Y, sin caer nunca en el peligro del relativismo o de demonizar a los otros, hemos tratado de abrazar plena y valientemente la bondad y la misericordia de Dios, que sobrepasa nuestros cálculos humanos y que no quiere más que «todos los hombres se salven» (1 Tm 2,4), para introducir y vivir este Sínodo en el contexto del Año Extraordinario de la Misericordia que la Iglesia está llamada a vivir.
Queridos Hermanos:
La experiencia del Sínodo también nos ha hecho comprender mejor que los verdaderos defensores de la doctrina no son los que defienden la letra sino el espíritu; no las ideas, sino el hombre; no las fórmulas sino la gratuidad del amor de Dios y de su perdón. Esto no significa en modo alguno disminuir la importancia de las fórmulas, de las leyes y de los mandamientos divinos, sino exaltar la grandeza del verdadero Dios que no nos trata según nuestros méritos, ni tampoco conforme a nuestras obras, sino únicamente según la generosidad sin límites de su misericordia (cf. Rm 3,21-30; Sal 129; Lc 11,37-54). Significa superar las tentaciones constantes del hermano mayor (cf. Lc 15,25-32) y de los obreros celosos (cf. Mt 20,1-16). Más aún, significa valorar más las leyes y los mandamientos, creados para el hombre y no al contrario (cf. Mc 2,27).
En este sentido, el arrepentimiento debido, las obras y los esfuerzos humanos adquieren un sentido más profundo, no como precio de la invendible salvación, realizada por Cristo en la cruz gratuitamente, sino como respuesta a Aquel que nos amó primero y nos salvó con el precio de su sangre inocente, cuando aún estábamos sin fuerzas (cf. Rm 5,6).
El primer deber de la Iglesia no es distribuir condenas o anatemas sino proclamar la misericordia de Dios, de llamar a la conversión y de conducir a todos los hombres a la salvación del Señor (cf. Jn 12,44-50).
El beato Pablo VI decía con espléndidas palabras: «Podemos pensar que nuestro pecado o alejamiento de Dios enciende en él una llama de amor más intenso, un deseo de devolvernos y reinsertarnos en su plan de salvación [...]. En Cristo, Dios se revela infinitamente bueno [...]. Dios es bueno. Y no sólo en sí mismo; Dios es –digámoslo llorando- bueno con nosotros. Él nos ama, busca, piensa, conoce, inspira y espera. Él será feliz –si puede decirse así–el día en que nosotros queramos regresar y decir: “Señor, en tu bondad, perdóname. He aquí, pues, que nuestro arrepentimiento se convierte en la alegría de Dios».

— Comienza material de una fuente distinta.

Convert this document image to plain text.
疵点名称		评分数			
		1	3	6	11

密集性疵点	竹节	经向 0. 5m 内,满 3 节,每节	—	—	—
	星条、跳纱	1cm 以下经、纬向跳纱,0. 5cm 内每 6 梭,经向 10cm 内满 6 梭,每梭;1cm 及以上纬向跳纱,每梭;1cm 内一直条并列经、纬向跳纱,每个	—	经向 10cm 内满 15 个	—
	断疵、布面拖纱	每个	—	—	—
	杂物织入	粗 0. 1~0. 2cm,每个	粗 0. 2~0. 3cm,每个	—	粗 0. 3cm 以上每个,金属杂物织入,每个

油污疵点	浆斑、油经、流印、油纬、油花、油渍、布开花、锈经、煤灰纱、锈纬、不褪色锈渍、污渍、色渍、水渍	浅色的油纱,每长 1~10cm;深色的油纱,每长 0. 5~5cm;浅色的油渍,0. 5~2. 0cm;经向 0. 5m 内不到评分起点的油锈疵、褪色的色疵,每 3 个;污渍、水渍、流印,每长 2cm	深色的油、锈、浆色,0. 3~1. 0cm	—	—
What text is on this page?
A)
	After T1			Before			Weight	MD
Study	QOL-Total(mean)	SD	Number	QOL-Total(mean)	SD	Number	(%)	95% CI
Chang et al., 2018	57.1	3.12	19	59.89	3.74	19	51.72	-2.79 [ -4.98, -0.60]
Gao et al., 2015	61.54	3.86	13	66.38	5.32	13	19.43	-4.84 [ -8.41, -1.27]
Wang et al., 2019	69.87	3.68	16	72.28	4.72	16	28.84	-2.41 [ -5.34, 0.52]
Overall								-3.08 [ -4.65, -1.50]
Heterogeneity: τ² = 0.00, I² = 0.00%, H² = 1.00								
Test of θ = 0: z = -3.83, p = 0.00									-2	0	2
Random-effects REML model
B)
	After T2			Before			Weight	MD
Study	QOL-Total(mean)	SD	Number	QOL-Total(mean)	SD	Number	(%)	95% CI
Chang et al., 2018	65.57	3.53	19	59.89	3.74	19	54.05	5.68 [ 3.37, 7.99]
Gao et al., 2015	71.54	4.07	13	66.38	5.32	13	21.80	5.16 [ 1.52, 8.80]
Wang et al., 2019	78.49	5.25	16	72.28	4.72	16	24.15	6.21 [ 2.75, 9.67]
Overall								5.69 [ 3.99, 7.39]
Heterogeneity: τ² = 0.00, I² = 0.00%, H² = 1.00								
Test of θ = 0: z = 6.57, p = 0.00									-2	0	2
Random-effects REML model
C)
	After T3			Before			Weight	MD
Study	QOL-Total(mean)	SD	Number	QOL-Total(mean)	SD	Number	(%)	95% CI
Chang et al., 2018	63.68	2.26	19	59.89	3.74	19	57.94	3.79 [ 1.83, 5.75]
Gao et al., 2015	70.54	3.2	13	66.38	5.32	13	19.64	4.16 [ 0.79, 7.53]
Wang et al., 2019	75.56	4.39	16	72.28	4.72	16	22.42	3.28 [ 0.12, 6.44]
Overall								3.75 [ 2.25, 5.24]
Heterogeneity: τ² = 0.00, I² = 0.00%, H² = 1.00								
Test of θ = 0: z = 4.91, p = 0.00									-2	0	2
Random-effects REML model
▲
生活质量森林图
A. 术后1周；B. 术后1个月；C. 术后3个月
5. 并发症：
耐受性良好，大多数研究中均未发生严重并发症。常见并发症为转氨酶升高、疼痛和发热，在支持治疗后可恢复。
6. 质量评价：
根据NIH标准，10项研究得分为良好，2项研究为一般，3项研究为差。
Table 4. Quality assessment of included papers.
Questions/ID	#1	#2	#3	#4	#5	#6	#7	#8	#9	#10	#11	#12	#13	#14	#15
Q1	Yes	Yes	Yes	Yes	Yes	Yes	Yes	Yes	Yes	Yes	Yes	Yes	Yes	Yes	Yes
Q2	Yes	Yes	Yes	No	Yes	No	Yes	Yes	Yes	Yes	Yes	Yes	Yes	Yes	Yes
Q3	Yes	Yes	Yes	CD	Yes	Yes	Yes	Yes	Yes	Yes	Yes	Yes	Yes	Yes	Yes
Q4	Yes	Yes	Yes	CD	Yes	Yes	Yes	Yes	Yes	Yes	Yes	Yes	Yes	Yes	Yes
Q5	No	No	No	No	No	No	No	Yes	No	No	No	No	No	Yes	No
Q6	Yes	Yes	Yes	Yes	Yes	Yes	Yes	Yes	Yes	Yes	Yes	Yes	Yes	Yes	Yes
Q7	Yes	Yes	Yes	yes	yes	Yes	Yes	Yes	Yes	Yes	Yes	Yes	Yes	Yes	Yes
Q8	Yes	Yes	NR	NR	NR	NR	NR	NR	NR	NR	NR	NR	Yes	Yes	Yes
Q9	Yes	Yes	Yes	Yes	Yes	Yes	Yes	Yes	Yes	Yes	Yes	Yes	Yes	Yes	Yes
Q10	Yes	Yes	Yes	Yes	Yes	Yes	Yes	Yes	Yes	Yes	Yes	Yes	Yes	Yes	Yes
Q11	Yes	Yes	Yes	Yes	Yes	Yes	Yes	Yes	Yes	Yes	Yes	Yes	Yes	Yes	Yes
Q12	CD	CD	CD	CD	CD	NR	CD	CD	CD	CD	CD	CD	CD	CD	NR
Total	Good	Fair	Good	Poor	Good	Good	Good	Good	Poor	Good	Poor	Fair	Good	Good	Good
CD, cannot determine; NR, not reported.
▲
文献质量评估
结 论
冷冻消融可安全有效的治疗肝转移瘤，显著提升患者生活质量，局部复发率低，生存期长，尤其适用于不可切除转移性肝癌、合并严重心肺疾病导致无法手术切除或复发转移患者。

También san Juan Pablo II dijo que «la Iglesia vive una vida auténtica, cuando profesa y proclama la misericordia [...] y cuando acerca a los hombres a las fuentes de la misericordia del Salvador, de las que es depositaria y dispensadora».
Y el Papa Benedicto XVI decía: «La misericordia es el núcleo central del mensaje evangélico, es el nombre mismo de Dios [...] Todo lo que la Iglesia dice y realiza, manifiesta la misericordia que Dios tiene para con el hombre. Cuando la Iglesia debe recordar una verdad olvidada, o un bien traicionado, lo hace siempre impulsada por el amor misericordioso, para que los hombres tengan vida y la tengan en abundancia (cf. Jn 10,10)».
En este sentido, y mediante este tiempo de gracia que la Iglesia ha vivido, hablado y discutido sobre la familia, nos sentimos enriquecidos mutuamente; y muchos de nosotros hemos experimentado la acción del Espíritu Santo, que es el verdadero protagonista y artífice del Sínodo. Para todos nosotros, la palabra «familia» no suena lo mismo que antes, hasta el punto que en ella encontramos la síntesis de su vocación y el significado de todo el camino sinodal.

Para la Iglesia, en realidad, concluir el Sínodo significa volver verdaderamente a «caminar juntos» para llevar a todas las partes del mundo, a cada Diócesis, a cada comunidad y a cada situación la luz del Evangelio, el abrazo de la Iglesia y el amparo de la misericordia de Dios".